When on Friday morning the famous YouTubers began to arrive, most of them were detained and forced to join the Green volunteer team, which was being made to build a castle for the Emperor inside Hall 5. However, Tom “ProSyndicate” Cassell was singled out, arrested by the Adammic Police Force, and taken to the Resorts World casino, where he was forced to gamble his entire life savings on a game of poker, which was being filmed. Cassell was unable to resist the urge to pull a stupid face at the camera, thus ruining his attempt at bluffing and costing him the game. The Adammic Government denied setting up the situation, stating that Resorts World was simply “this new casino we just found”. Meanwhile, all the day-time stage shows have been cancelled, and replaced with Stuart “Ashens” Ashen reviewing old tat all day long.
Back in the LAN hall, the Call of Duty World League has been cancelled and replaced with a Golf With Friends tournament organised by the Adammic Esports Association. Madam Bryony Weedon DOA is the current favourite to win. The Adammic government have set up their own offices in the staff seating area, where Prime Minister Lord Helliker has been causing some confusion because his talking voice is louder than some of the CS:GO teams’ celebrations after they win a game. The Leader of the Opposition, Admiral Simpson, is nowhere to be seen, but the flagship of the 1st Imperial Fleet is moored on Pendigo Lake and it is believed that she is on board drinking Long Island Iced Teas and playing The Sims.
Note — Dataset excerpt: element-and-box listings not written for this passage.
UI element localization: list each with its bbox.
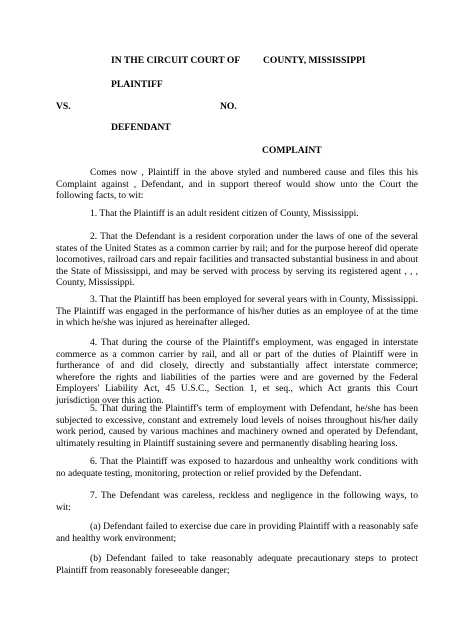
paragraph-5: 5. That during the Plaintiff's term of employment with Defendant, he/she has been subjected to excessive, constant and extremely loud levels of noises throughout his/her daily work period, caused by various machines and machinery owned and operated by Defendant, ultimately resulting in Plaintiff sustaining severe and permanently disabling hearing loss. [56, 403, 418, 449]
subparagraph-b: (b) Defendant failed to take reasonably adequate precautionary steps to protect Plaintiff from reasonably foreseeable danger; [56, 553, 418, 576]
paragraph-3: 3. That the Plaintiff has been employed for several years with in County, Mississippi. The Plaintiff was engaged in the performance of his/her duties as an employee of at the time in which he/she was injured as hereinafter alleged. [56, 294, 418, 329]
paragraph-4: 4. That during the course of the Plaintiff's employment, was engaged in interstate commerce as a common carrier by rail, and all or part of the duties of Plaintiff were in furtherance of and did closely, directly and substantially affect interstate commerce; wherefore the rights and liabilities of the parties were and are governed by the Federal Employers' Liability Act, 45 U.S.C., Section 1, et seq., which Act grants this Court jurisdiction over this action. [56, 337, 418, 406]
court-caption-left: IN THE CIRCUIT COURT OF [111, 55, 241, 66]
case-number-label: NO. [220, 101, 237, 112]
paragraph-2: 2. That the Defendant is a resident corporation under the laws of one of the several states of the United States as a common carrier by rail; and for the purpose hereof did operate locomotives, railroad cars and repair facilities and transacted substantial business in and about the State of Mississippi, and may be served with process by serving its registered agent , , , County, Mississippi. [56, 231, 418, 289]
intro-paragraph: Comes now , Plaintiff in the above styled and numbered cause and files this his Complaint against , Defendant, and in support thereof would show unto the Court the following facts, to wit: [56, 167, 418, 202]
paragraph-7: 7. The Defendant was careless, reckless and negligence in the following ways, to wit: [56, 490, 418, 513]
document-title: COMPLAINT [262, 145, 322, 156]
plaintiff-label: PLAINTIFF [111, 79, 163, 90]
paragraph-1: 1. That the Plaintiff is an adult resident citizen of County, Mississippi. [90, 208, 359, 219]
vs-label: VS. [56, 101, 71, 112]
paragraph-6: 6. That the Plaintiff was exposed to hazardous and unhealthy work conditions with no adequate testing, monitoring, protection or relief provided by the Defendant. [56, 456, 418, 479]
court-caption-right: COUNTY, MISSISSIPPI [263, 55, 366, 66]
subparagraph-a: (a) Defendant failed to exercise due care in providing Plaintiff with a reasonably safe and healthy work environment; [56, 521, 418, 544]
defendant-label: DEFENDANT [111, 122, 171, 133]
The Insomnia World Famous Pub Quiz was moved back to its original Saturday night slot and took place last night, with one key difference: it was now a strictly black-tie event, with Adammic military guards turning away anyone not wearing a suit or a dress. The VIP tables at the front normally reserved for the YouTubers were instead occupied by the Adammic government and their friends; the YouTubers, after a hard day’s work building the Emperor’s castle, were allowed to sit in the back row, in an area specifically designed by the Yellow volunteer team to be a Wifi and mobile signal dead spot, in order to prevent them from Googling the answers like they usually do. Henners won the quiz, with BigClan finishing second, proving that the natural order of things has been restored.
Adammia’s changes to the event are not yet over. Rumour has it that the line-up for tonight’s wrestling show has been altered, and it will now feature a fight between Celestia Vega and Holli “Holita” Francis in order to determine the #1 E-Girl. The Adammic government has been forced to deny that it is supplying Francis with a number of stepladders to use against Vega, which could be considered unfair.
With the Adammic flag now flying from every corner of the NEC, one has to wonder what is the next step. Our sources believe that, once the event is over, the Adammic military will turn its attention to Coventry, hoping to hold i63 at the Ricoh Arena. A Treasury order for several huge blue tents has fuelled these rumours, and we can be sure of one thing – if the stories of the Emperor’s past history with rugby in high school PE are to be believed, then he will gleefully do to the ground of the Coventry Wasps what MPUK did to it four years ago.
That is all for now. Seek wisdom and honour, and long live the Imperial Gaming Festival!